Deterrent methods primarily worked by increasing the probability that birds would not land on the floats, that is, deterring effects. We found that all deterrents except the Scarem Kite significantly reduced or halted DCCO use of floats compared to the control. It is important to note that the Scarem Kite is the only deterrent that requires consistent wind to operate effectively. Although the research facility is in the open air, we did not have the constant wind needed for the Scarem Kite to function properly. However, the efficacy of the Scarem Kite approached significance (
p = 0.07) (
Table 2), and the device demonstrated significant (
p = 0.04) deterrence when considering all DCCOs over time (
Table 3). It is possible that all deterrents would have produced significant reductions in DCCO use of floats if constant wind had been present.

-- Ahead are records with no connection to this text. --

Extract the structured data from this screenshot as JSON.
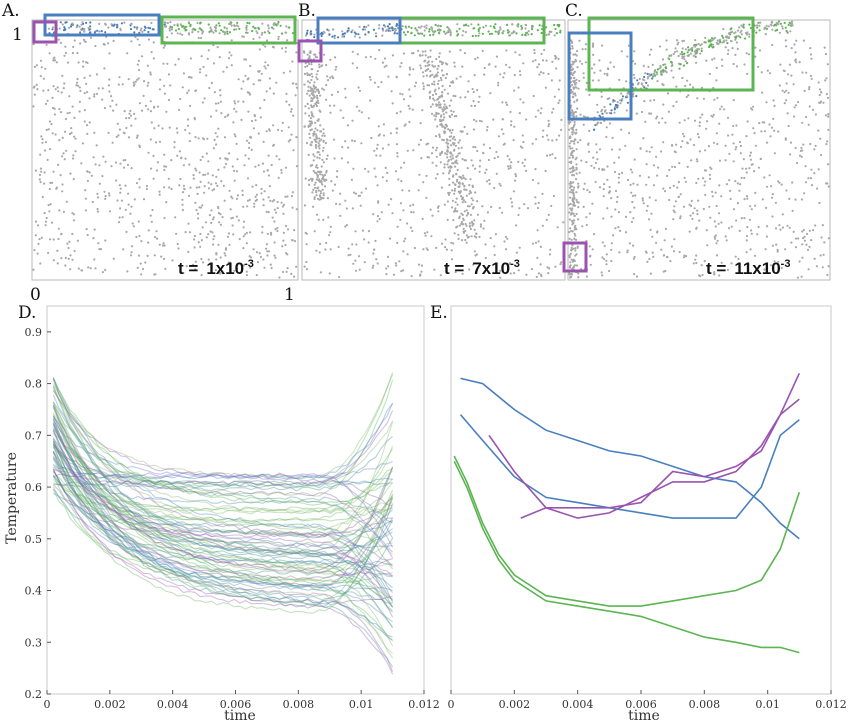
{
  "top_panels": [
    {
      "label": "A.",
      "time_prefix": "t =",
      "time_mantissa": "1x10",
      "time_exp": "-3",
      "axis_top": "1",
      "axis_x_min": "0",
      "axis_x_max": "1",
      "particles": "uniform"
    },
    {
      "label": "B.",
      "time_prefix": "t =",
      "time_mantissa": "7x10",
      "time_exp": "-3",
      "particles": "two-plumes"
    },
    {
      "label": "C.",
      "time_prefix": "t =",
      "time_mantissa": "11x10",
      "time_exp": "-3",
      "particles": "spreading-plume"
    }
  ],
  "colors": {
    "blue": "#4a7fbf",
    "green": "#5cb552",
    "purple": "#9a54b0",
    "particle": "#a8a8a8"
  },
  "chart_data": [
    {
      "panel": "D.",
      "type": "line",
      "xlabel": "time",
      "ylabel": "Temperature",
      "xlim": [
        0,
        0.012
      ],
      "ylim": [
        0.2,
        0.95
      ],
      "xticks": [
        "0",
        "0.002",
        "0.004",
        "0.006",
        "0.008",
        "0.01",
        "0.012"
      ],
      "yticks": [
        "0.2",
        "0.3",
        "0.4",
        "0.5",
        "0.6",
        "0.7",
        "0.8",
        "0.9"
      ],
      "note": "ensemble of ~80 particle temperature trajectories (blue-green-purple)"
    },
    {
      "panel": "E.",
      "type": "line",
      "xlabel": "time",
      "xlim": [
        0,
        0.012
      ],
      "ylim": [
        0.2,
        0.95
      ],
      "xticks": [
        "0",
        "0.002",
        "0.004",
        "0.006",
        "0.008",
        "0.01",
        "0.012"
      ],
      "series": [
        {
          "color": "blue",
          "x": [
            0.0003,
            0.001,
            0.002,
            0.003,
            0.004,
            0.005,
            0.006,
            0.007,
            0.008,
            0.009,
            0.0098,
            0.0104,
            0.011
          ],
          "y": [
            0.81,
            0.8,
            0.75,
            0.71,
            0.69,
            0.67,
            0.66,
            0.64,
            0.62,
            0.61,
            0.57,
            0.53,
            0.5
          ]
        },
        {
          "color": "blue",
          "x": [
            0.0003,
            0.001,
            0.002,
            0.003,
            0.004,
            0.005,
            0.006,
            0.007,
            0.008,
            0.009,
            0.0098,
            0.0104,
            0.011
          ],
          "y": [
            0.74,
            0.69,
            0.62,
            0.58,
            0.57,
            0.56,
            0.55,
            0.54,
            0.54,
            0.54,
            0.6,
            0.7,
            0.73
          ]
        },
        {
          "color": "purple",
          "x": [
            0.0022,
            0.003,
            0.004,
            0.005,
            0.006,
            0.007,
            0.008,
            0.009,
            0.0098,
            0.0104,
            0.011
          ],
          "y": [
            0.54,
            0.56,
            0.56,
            0.56,
            0.57,
            0.63,
            0.62,
            0.64,
            0.67,
            0.74,
            0.82
          ]
        },
        {
          "color": "purple",
          "x": [
            0.0012,
            0.002,
            0.003,
            0.004,
            0.005,
            0.006,
            0.007,
            0.008,
            0.009,
            0.0098,
            0.0104,
            0.011
          ],
          "y": [
            0.7,
            0.63,
            0.56,
            0.54,
            0.55,
            0.58,
            0.61,
            0.61,
            0.63,
            0.68,
            0.74,
            0.77
          ]
        },
        {
          "color": "green",
          "x": [
            0.0001,
            0.0005,
            0.001,
            0.0015,
            0.002,
            0.003,
            0.004,
            0.005,
            0.006,
            0.007,
            0.008,
            0.009,
            0.0098,
            0.0104,
            0.011
          ],
          "y": [
            0.66,
            0.61,
            0.53,
            0.47,
            0.43,
            0.39,
            0.38,
            0.37,
            0.37,
            0.38,
            0.39,
            0.4,
            0.42,
            0.48,
            0.59
          ]
        },
        {
          "color": "green",
          "x": [
            0.0001,
            0.0005,
            0.001,
            0.0015,
            0.002,
            0.003,
            0.004,
            0.005,
            0.006,
            0.007,
            0.008,
            0.009,
            0.0098,
            0.0104,
            0.011
          ],
          "y": [
            0.65,
            0.6,
            0.52,
            0.46,
            0.42,
            0.38,
            0.37,
            0.36,
            0.35,
            0.33,
            0.31,
            0.3,
            0.29,
            0.29,
            0.28
          ]
        }
      ]
    }
  ]
}
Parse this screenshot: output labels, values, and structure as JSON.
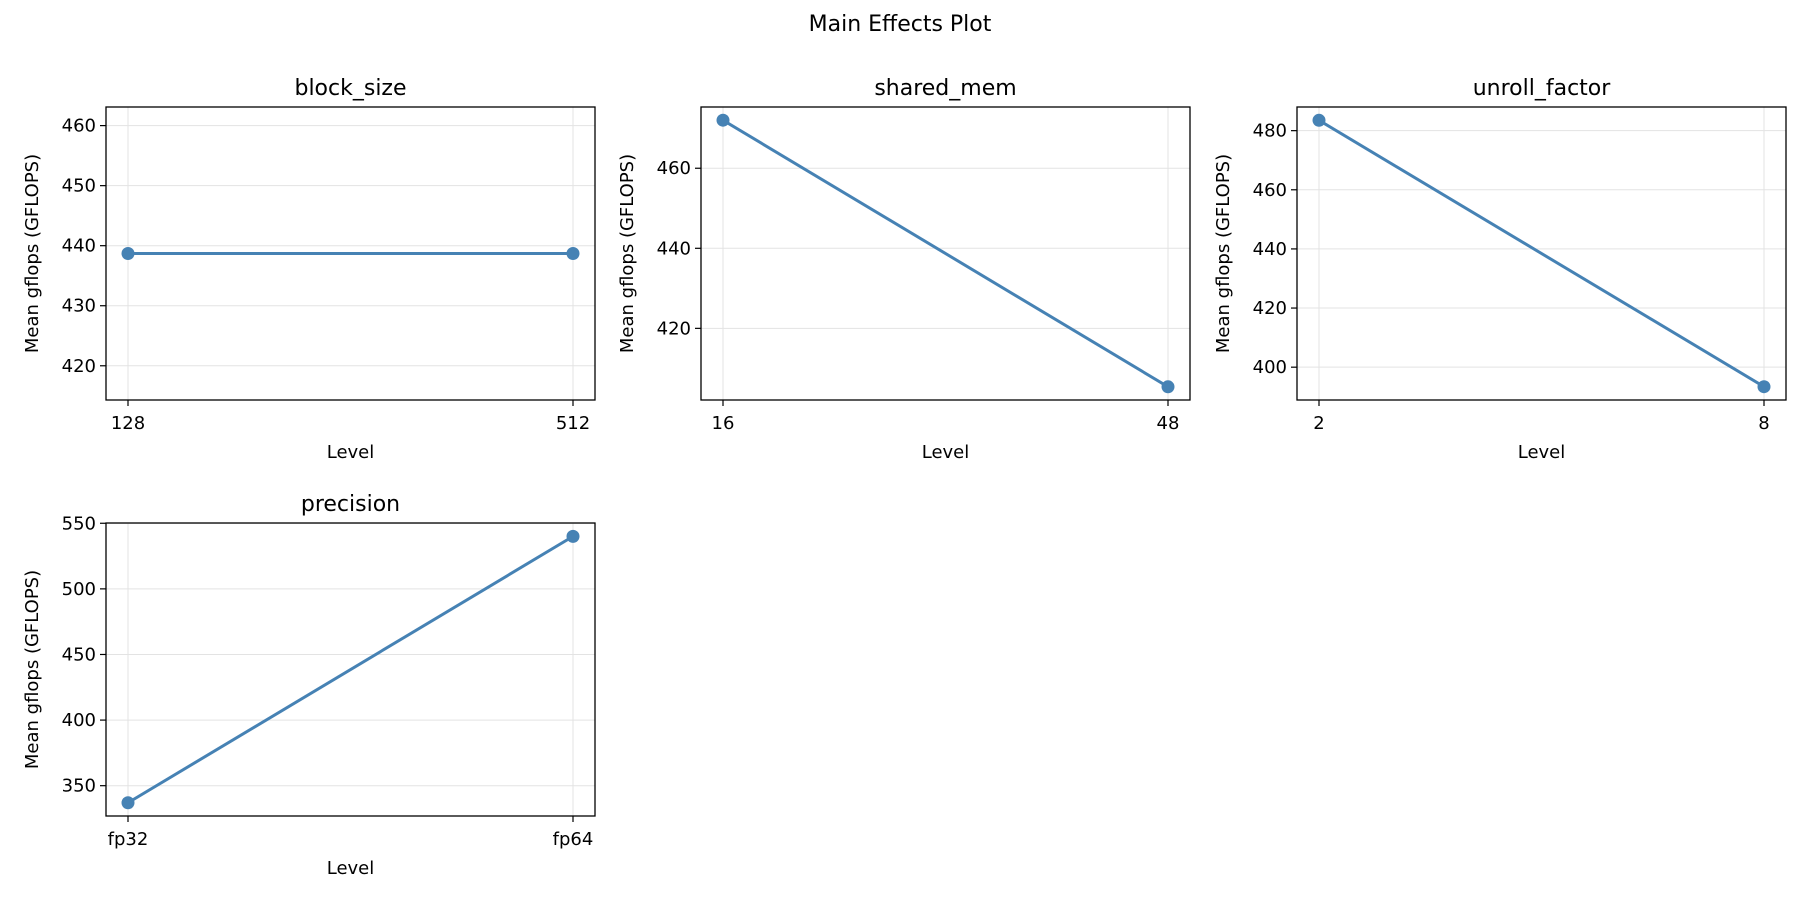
{
  "figure": {
    "title": "Main Effects Plot"
  },
  "colors": {
    "line": "#4682b4",
    "grid": "#e3e3e3",
    "frame": "#000000"
  },
  "chart_data": [
    {
      "type": "line",
      "title": "block_size",
      "xlabel": "Level",
      "ylabel": "Mean gflops (GFLOPS)",
      "categories": [
        "128",
        "512"
      ],
      "values": [
        438.7,
        438.7
      ],
      "ylim": [
        414.3,
        463.1
      ],
      "yticks": [
        420,
        430,
        440,
        450,
        460
      ],
      "grid": true
    },
    {
      "type": "line",
      "title": "shared_mem",
      "xlabel": "Level",
      "ylabel": "Mean gflops (GFLOPS)",
      "categories": [
        "16",
        "48"
      ],
      "values": [
        472.0,
        405.4
      ],
      "ylim": [
        402.1,
        475.3
      ],
      "yticks": [
        420,
        440,
        460
      ],
      "grid": true
    },
    {
      "type": "line",
      "title": "unroll_factor",
      "xlabel": "Level",
      "ylabel": "Mean gflops (GFLOPS)",
      "categories": [
        "2",
        "8"
      ],
      "values": [
        483.5,
        393.4
      ],
      "ylim": [
        388.9,
        488.0
      ],
      "yticks": [
        400,
        420,
        440,
        460,
        480
      ],
      "grid": true
    },
    {
      "type": "line",
      "title": "precision",
      "xlabel": "Level",
      "ylabel": "Mean gflops (GFLOPS)",
      "categories": [
        "fp32",
        "fp64"
      ],
      "values": [
        337.0,
        540.0
      ],
      "ylim": [
        326.9,
        550.2
      ],
      "yticks": [
        350,
        400,
        450,
        500,
        550
      ],
      "grid": true
    }
  ]
}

In our study, we found that all deterrents were successful at reducing the number of DCCO landings, with varying degrees of efficacy. In terms of cost and overall success, zip ties were the most effective deterrent, with no DCCOs successfully landing at any point in our study. The second most successful deterrent was the Gullsweep Bird and Seagull Deterrent®, with only one successful DCCO landing. However, the management of floating cages requires them to be occasionally flipped, which could potentially damage a deterrent secured to the top of a float. With this logistical factor in mind, our study suggests that zip ties would be the easiest and most cost-effective deterrent to maintain.
Our results are encouraging and show that minimal deterrent applications to aquaculture floats can help farms reach their OP goals and reduce the potential for pathogen transfer by birds.